Sunshine, 47 (“Yes; it’s my real name, on my birth certificate. I was born in 1971, and my parents were hippies. They were inspired by the Beatles song, ‘Good Day Sunshine.’”), is a Barnes and Noble Discover Great New Writers novelist who has been publishing poetry, nonfiction and fiction for decades. Her novel, “Open Me,” won several awards and has been translated into Dutch and Hebrew. Her nonfiction work was selected for a W .W . Norton Anthology in 2008, which, as any college English Literature major knows, is a major league honor. She has also won other writing awards too numerous to recount here in detail.

A Lower Bucks County native who has lived in Germantown for the past 19 years, O'Donnell previously worked with countless children in poverty-stricken schools, shelters, mental health facilities and residential facilities through The Coffeehouse Project, a mobile literacy classroom she founded in the early 1990s.

She published hundreds of literary magazines written and edited by abused and abandoned youth, mostly teenagers in placement through the DHS system.

“Most of the kids I worked with were deeply well-defended against learning and did not feel safe writing at all, let alone writing about their own experiences and points of view. But once they understood that they really were allowed to write about whatever they wanted, using any language they wanted, they jumped right in, often writing about things they had never disclosed before. Bearing witness to that honesty, vulnerability and courage was a privilege. It inspired me to be a more honest, vulnerable and courageous person myself and to never take anything for granted...

“Many of my students suffered from untreated post-traumatic stress, and they were eager to learn healthy tools for managing the tsunamis of nervous-system alarms they experienced throughout the day. Ages ago, I developed an idea that the kids loved to use when they needed to shift perspective: think about your life here as a temporary vacation on Earth, and experience this moment as if you were a tourist or perhaps a curious alien.

“When you think about your life as a vacation, a time to feel peaceful, non-judgmental and open to new experiences, everyday objects such as broken crack vials on the playground become curious artifacts, and challenging moments become fascinating learning experiences instead of overwhelming catastrophes.

“When my son, Kieran, was born in 2006, I created a series of small mindfulness books for him using the analogies I had developed for my students, but the vacation book was by far his favorite.
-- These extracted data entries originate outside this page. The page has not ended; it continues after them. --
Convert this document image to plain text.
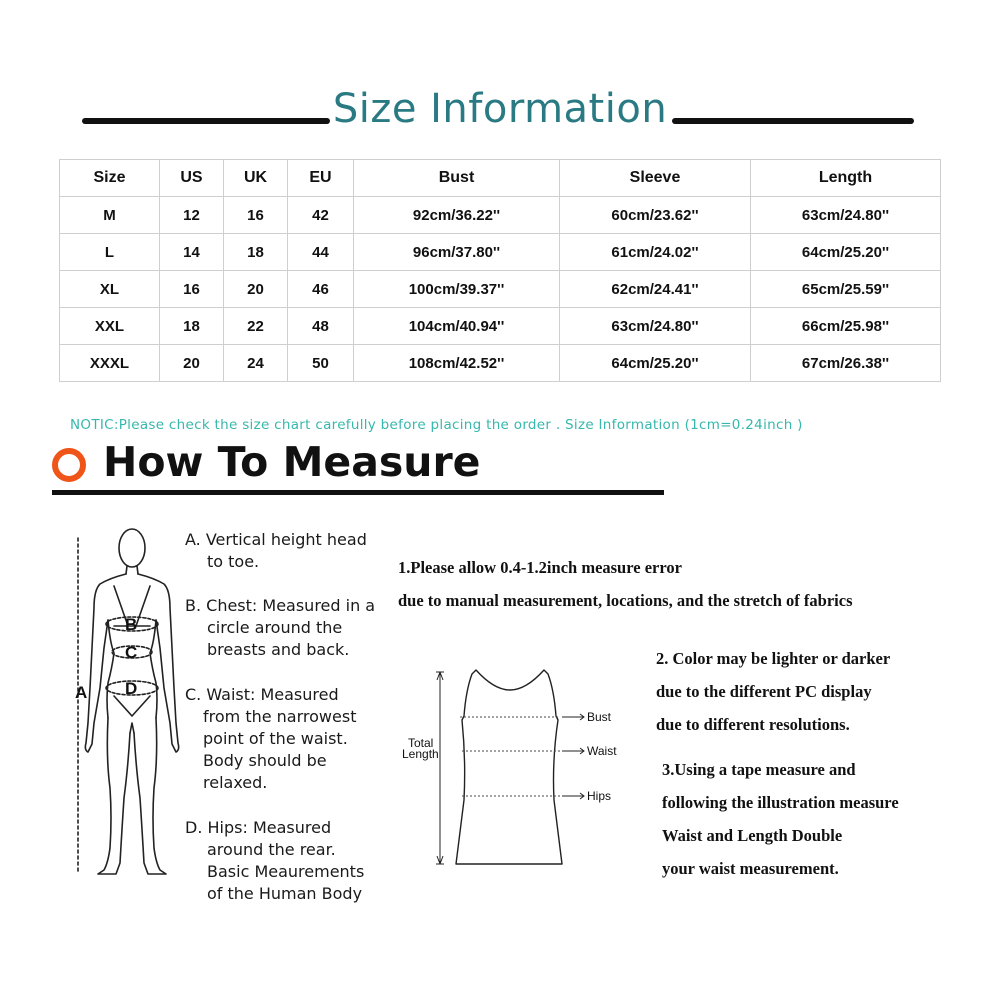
Size Information
Size	US	UK	EU	Bust	Sleeve	Length
M	12	16	42	92cm/36.22''	60cm/23.62''	63cm/24.80''
L	14	18	44	96cm/37.80''	61cm/24.02''	64cm/25.20''
XL	16	20	46	100cm/39.37''	62cm/24.41''	65cm/25.59''
XXL	18	22	48	104cm/40.94''	63cm/24.80''	66cm/25.98''
XXXL	20	24	50	108cm/42.52''	64cm/25.20''	67cm/26.38''
NOTIC:Please check the size chart carefully before placing the order . Size Information (1cm=0.24inch )
How To Measure
B
C
D
A
A. Vertical height head
to toe.
B. Chest: Measured in a
circle around the
breasts and back.
C. Waist: Measured
from the narrowest
point of the waist.
Body should be
relaxed.
D. Hips: Measured
around the rear.
Basic Meaurements
of the Human Body
1.Please allow 0.4-1.2inch measure error
due to manual measurement, locations, and the stretch of fabrics
Total
Length
Bust
Waist
Hips
2. Color may be lighter or darker
due to the different PC display
due to different resolutions.
3.Using a tape measure and
following the illustration measure
Waist and Length Double
your waist measurement.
Other parents asked for computer printed copies for their own babies and toddlers, and now, 12 years later, I still have friends and neighbors requesting these books, particularly “Your Vacation on Planet Earth,” so that they can gift these books to families with newborns. The owners of The Nesting House fell in love with the whole series last year and asked for exclusivity for the first run of all of the books.”

“Vacation on Planet Earth,” published in February of this year, is really for adults to read to the babies and toddlers in their lives, “to welcome them to the planet and help them to enjoy their trip.”

When O'Donnell was growing up, people were constantly asking her (as I did) if Sunshine was her real name! “I was not a big fan of the name Sunshine; it never felt like it fit until I started The Coffeehouse Project. I told the kids they could just call me Sunshine, but they insisted on calling me ‘Miss Sunshine,’ and I wound up loving it. Being Miss Sunshine was such a joy.”

O'Donnell is not the only member of her family who is improving the world. Her husband, Casey O'Donnell, provides housing and treatment for homeless veterans in Philly through Impact Services in Kensington. And their son, Kieran, is “an incredible musician, math whiz and budding social justice warrior who published his first poem in a literary magazine this year.”